In alle voorgespecificeerde subgroepen van de SPRINT studie met patiënten die een hoog risico op cardiovasculaire events hadden en waarbij gestreefd werd naar een SBP van <120 mmHg, was het risico op het ontwikkelen van ADHF met 36% verlaagd, ten opzichte van een streefwaarde van <140 mmHg. ADHF-patiënten hadden een significant hoger risico op sterfte en cardiovasculaire events. Deze resultaten benadrukken het belang van intensieve bloeddrukverlaging om ADHF te voorkomen.
 
Vind deze publicatie online op Circ Heart Fail
 

Referenties

1. Owan TE, Hodge DO, Herges RM, et al. Trends in prevalence and outcome of heart failure with preserved ejection fraction. N Engl J Med. 2006;355:251–259.

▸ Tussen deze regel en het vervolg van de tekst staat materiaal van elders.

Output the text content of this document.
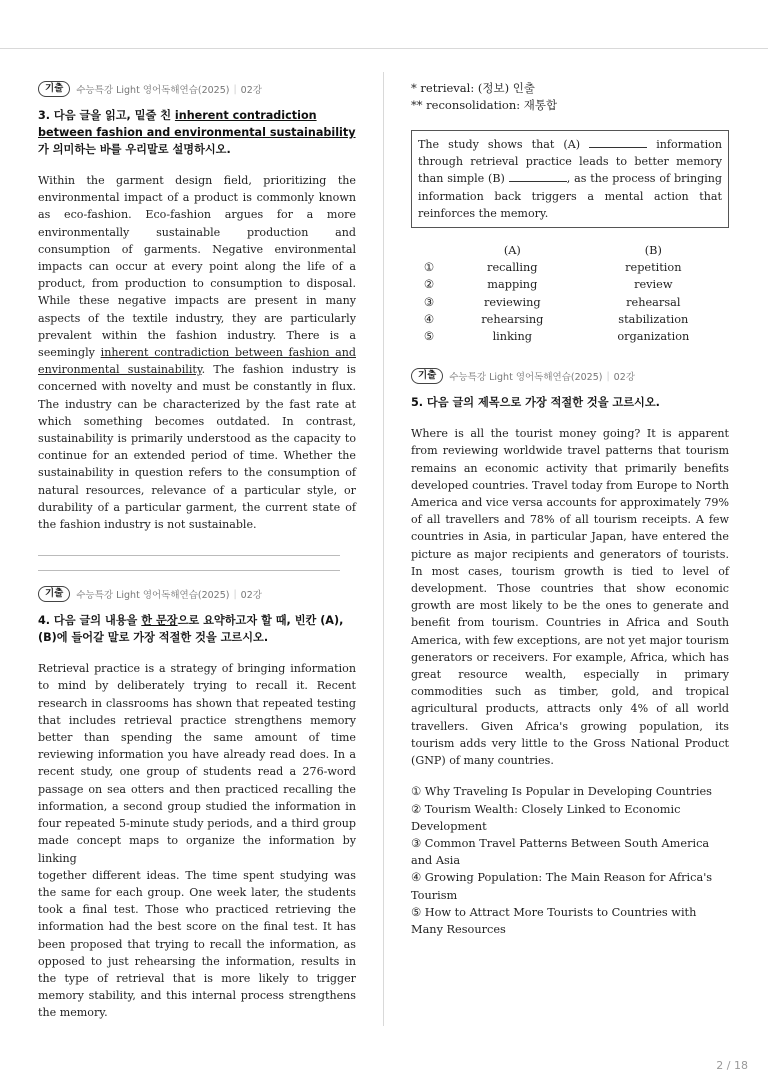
기출	수능특강 Light 영어독해연습(2025) | 02강
3. 다음 글을 읽고, 밑줄 친 inherent contradiction between fashion and environmental sustainability가 의미하는 바를 우리말로 설명하시오.
Within the garment design field, prioritizing the environmental impact of a product is commonly known as eco-fashion. Eco-fashion argues for a more environmentally sustainable production and consumption of garments. Negative environmental impacts can occur at every point along the life of a product, from production to consumption to disposal. While these negative impacts are present in many aspects of the textile industry, they are particularly prevalent within the fashion industry. There is a seemingly inherent contradiction between fashion and environmental sustainability. The fashion industry is concerned with novelty and must be constantly in flux. The industry can be characterized by the fast rate at which something becomes outdated. In contrast, sustainability is primarily understood as the capacity to continue for an extended period of time. Whether the sustainability in question refers to the consumption of natural resources, relevance of a particular style, or durability of a particular garment, the current state of the fashion industry is not sustainable.
기출	수능특강 Light 영어독해연습(2025) | 02강
4. 다음 글의 내용을 한 문장으로 요약하고자 할 때, 빈칸 (A), (B)에 들어갈 말로 가장 적절한 것을 고르시오.
Retrieval practice is a strategy of bringing information to mind by deliberately trying to recall it. Recent research in classrooms has shown that repeated testing that includes retrieval practice strengthens memory better than spending the same amount of time reviewing information you have already read does. In a recent study, one group of students read a 276-word passage on sea otters and then practiced recalling the information, a second group studied the information in four repeated 5-minute study periods, and a third group made concept maps to organize the information by linking
together different ideas. The time spent studying was the same for each group. One week later, the students took a final test. Those who practiced retrieving the information had the best score on the final test. It has been proposed that trying to recall the information, as opposed to just rehearsing the information, results in the type of retrieval that is more likely to trigger memory stability, and this internal process strengthens the memory.
* retrieval: (정보) 인출
** reconsolidation: 재통합
The study shows that (A)	information through retrieval practice leads to better memory than simple (B)	, as the process of bringing information back triggers a mental action that reinforces the memory.
	(A)	(B)
①	recalling	repetition
②	mapping	review
③	reviewing	rehearsal
④	rehearsing	stabilization
⑤	linking	organization
기출	수능특강 Light 영어독해연습(2025) | 02강
5. 다음 글의 제목으로 가장 적절한 것을 고르시오.
Where is all the tourist money going? It is apparent from reviewing worldwide travel patterns that tourism remains an economic activity that primarily benefits developed countries. Travel today from Europe to North America and vice versa accounts for approximately 79% of all travellers and 78% of all tourism receipts. A few countries in Asia, in particular Japan, have entered the picture as major recipients and generators of tourists. In most cases, tourism growth is tied to level of development. Those countries that show economic growth are most likely to be the ones to generate and benefit from tourism. Countries in Africa and South America, with few exceptions, are not yet major tourism generators or receivers. For example, Africa, which has great resource wealth, especially in primary commodities such as timber, gold, and tropical agricultural products, attracts only 4% of all world travellers. Given Africa's growing population, its tourism adds very little to the Gross National Product (GNP) of many countries.
① Why Traveling Is Popular in Developing Countries
② Tourism Wealth: Closely Linked to Economic Development
③ Common Travel Patterns Between South America and Asia
④ Growing Population: The Main Reason for Africa's Tourism
⑤ How to Attract More Tourists to Countries with Many Resources
2 / 18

2. Wright JT Jr, Williamson JD, Whelton PK, et al. A Randomized Trial of Intensive versus Standard Blood-Pressure Control. N Engl J Med. 2015;373:2103–2116.
3. Benetos A, Zureik M, Morcet J, et al. A decrease in diastolic blood pressure combined with an increase in systolic blood pressure is associated with a higher cardiovascular mortality in men. J Am Coll Cardiol. 2000;35:673–680.
4. Somes GW, Pahor M, Shorr RI, et al. The role of diastolic blood pressure when treating isolated systolic hypertension. Arch Intern Med. 1999;159:2004–2009.